Esqueceu-se depressa o que os contemporâneos do nazismo e da guerra haviam aprendido na dura escola dos anos 30: que o desemprego maciço é caldo de cultura de extremismo e desintegração social. É desolador, nesse sentido, que os alemães tenham adquirido horror histórico à hiperinflação, mas não ao desemprego, tão ou mais responsável pelo que veio depois.
A meta, antes humana do que keynesiana, do pleno emprego foi atirada à lata de lixo da história. Governos escravizados aos mercados financeiros tornaram-se mais sensíveis aos interesses de rentistas e especuladores do que aos milhões de desempregados sem poder. O falso alívio trazido pelo fim da ameaça comunista teve efeito deplorável: narcotizou as consciências, embotou as inteligências.
No Brasil, como era de esperar, a situação é ainda pior. Não conseguimos nem assegurar o primeiro dos direitos, o da vida. Vivemos cada vez mais aterrorizados, sitiados por uma violência, que, por não ser politicamente organizada, não é menos a expressão de profundo e impiedoso conflito social. A polícia, em lugar de proteger, mete medo, sensação que Chico Buarque consagrou no tragicômico "Chame o Ladrão". A população, traumatizada pela brutalidade do crime, se insensibilizou diante de atrocidades cometidas contra verdadeiros ou pseudocriminosos.
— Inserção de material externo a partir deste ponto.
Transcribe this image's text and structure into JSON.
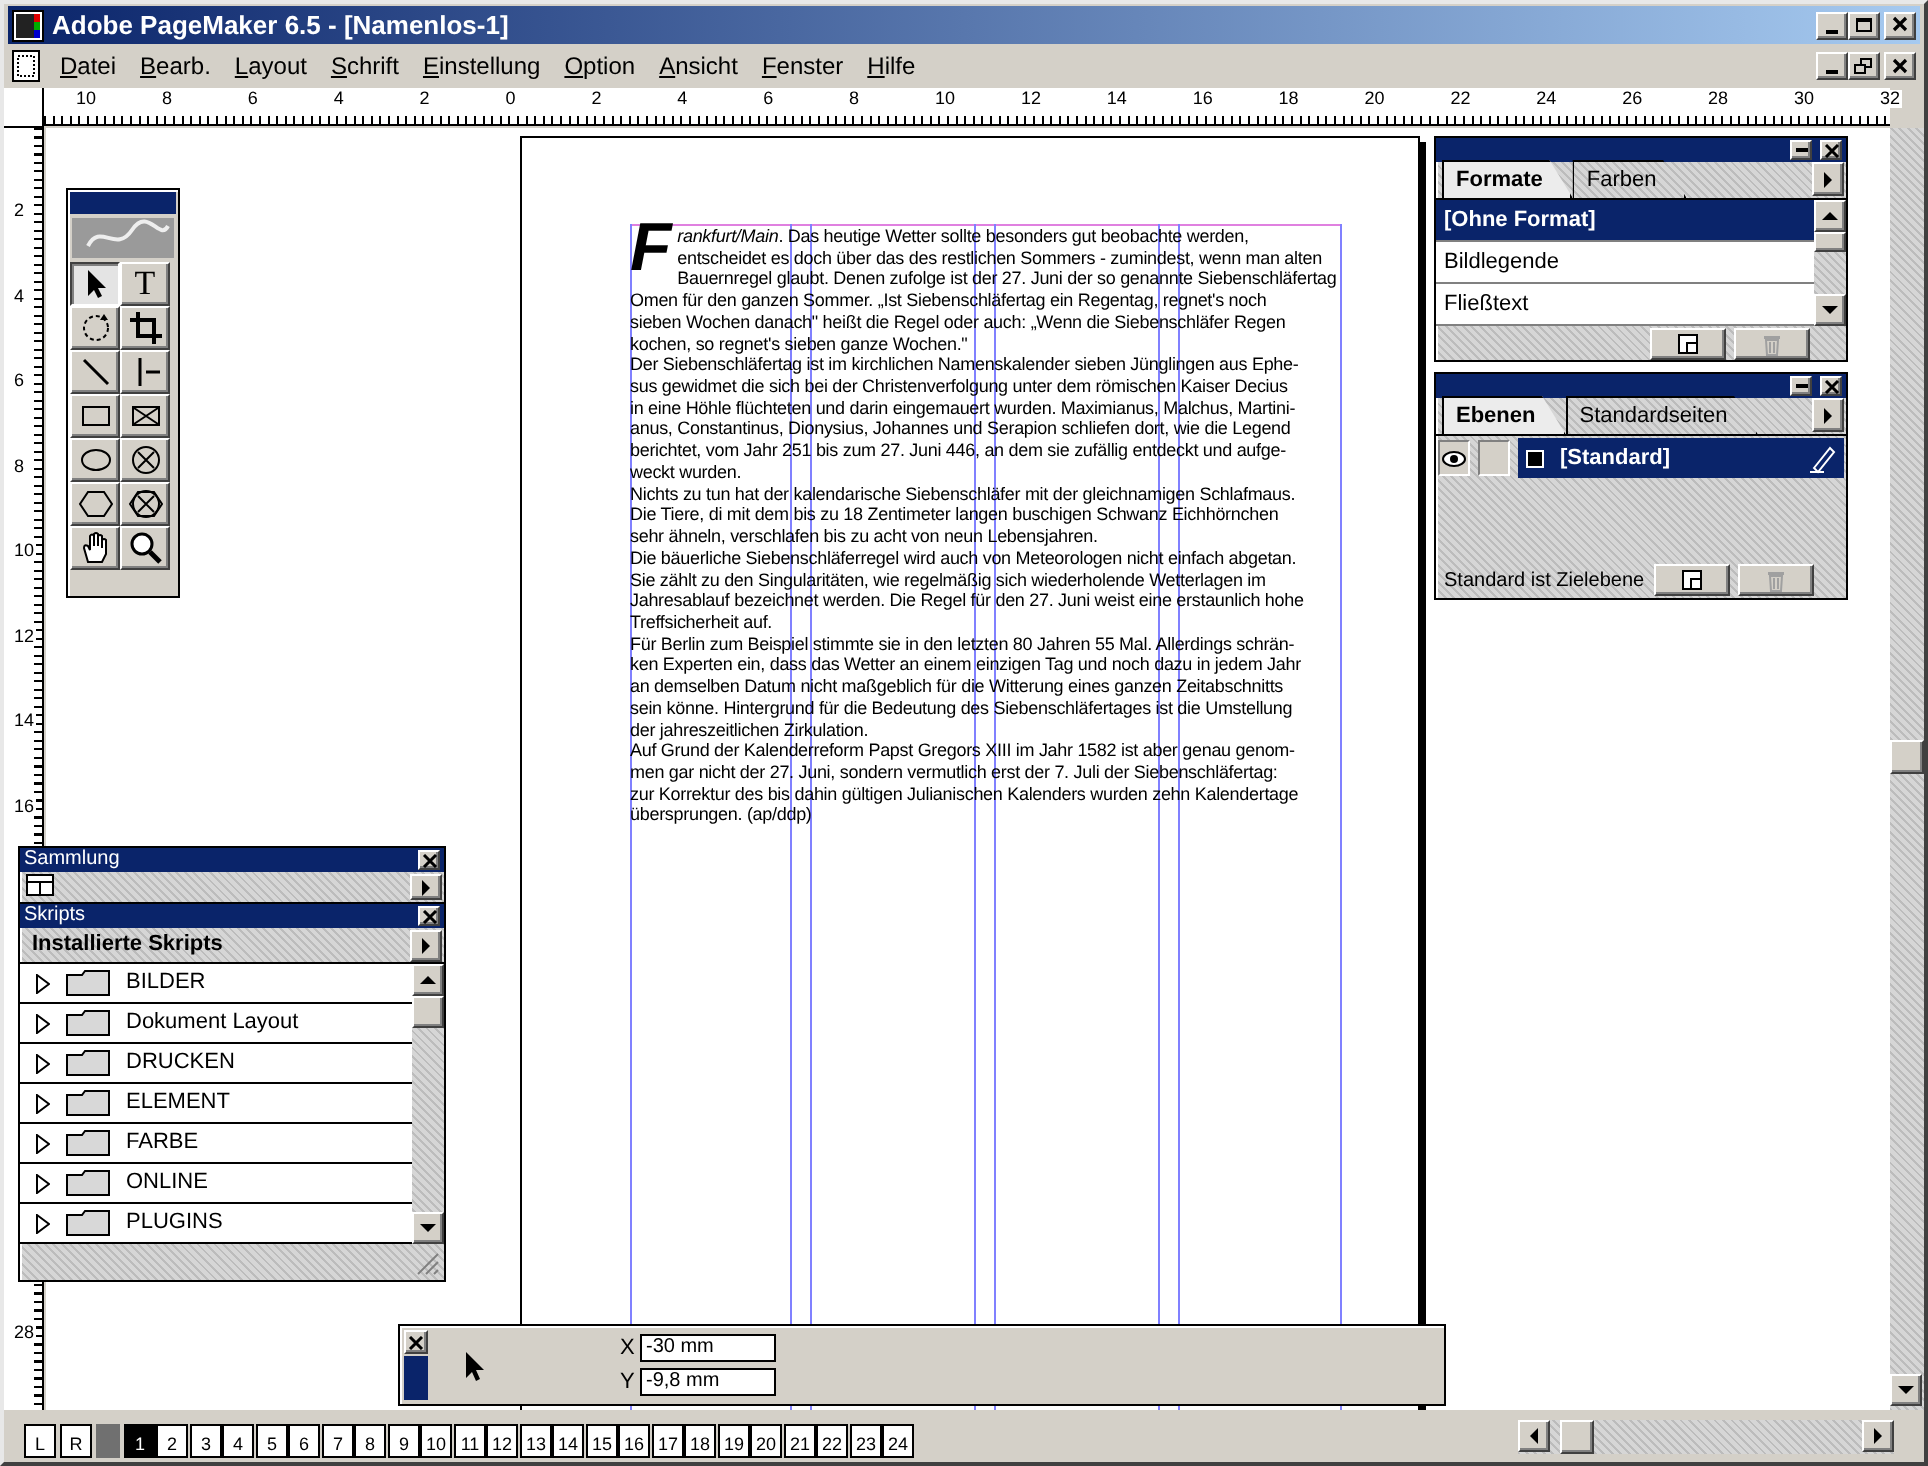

Cinco anos depois dos massacres da Candelária, dos Ianomamis, do Carandiru, de Vigário Geral, a punição foi irrisória, quando houve. O único sobrevivente da Candelária, após dois atentados e sete balas no corpo, vive longe do Brasil sem ter recebido uma reparação financeira que lhe permitisse operar-se, receber tratamento psicológico, reintegrar-se a uma vida normal.
Na quarta-feira, Dia dos Direitos Humanos, participei no Palácio das Nações, em Genebra, de debate para marcar a data. Voltei para casa com uma esperança tímida. Mal cheguei, telefonema do Brasil me trazia a notícia de novos massacres. Não só estamos perdendo a batalha pelos direitos elementares. O desemprego passou a crescer entre nós como nos países industrializados. Só que eles ao menos gozam dos direitos fundamentais, além de eficaz proteção social.
Ao medo do presente, do crime e da violência, junta-se agora o medo do futuro, a insegurança do emprego. Em relação às violações dos direitos humanos, as autoridades mudaram de discurso. Já não negam a evidência, nem se escondem atrás da soberania, como se fazia no passado. Falta, porém, uma reação mais vigorosa, dos governos, mas também de todos nós, da sociedade contra os que toleram ou fomentam a brutalidade policial, mesmo se forem aliados políticos. Falta, em outras palavras, agir contra o medo. Pois, como nos ensinou Roosevelt, só de uma coisa devemos ter medo: do próprio medo.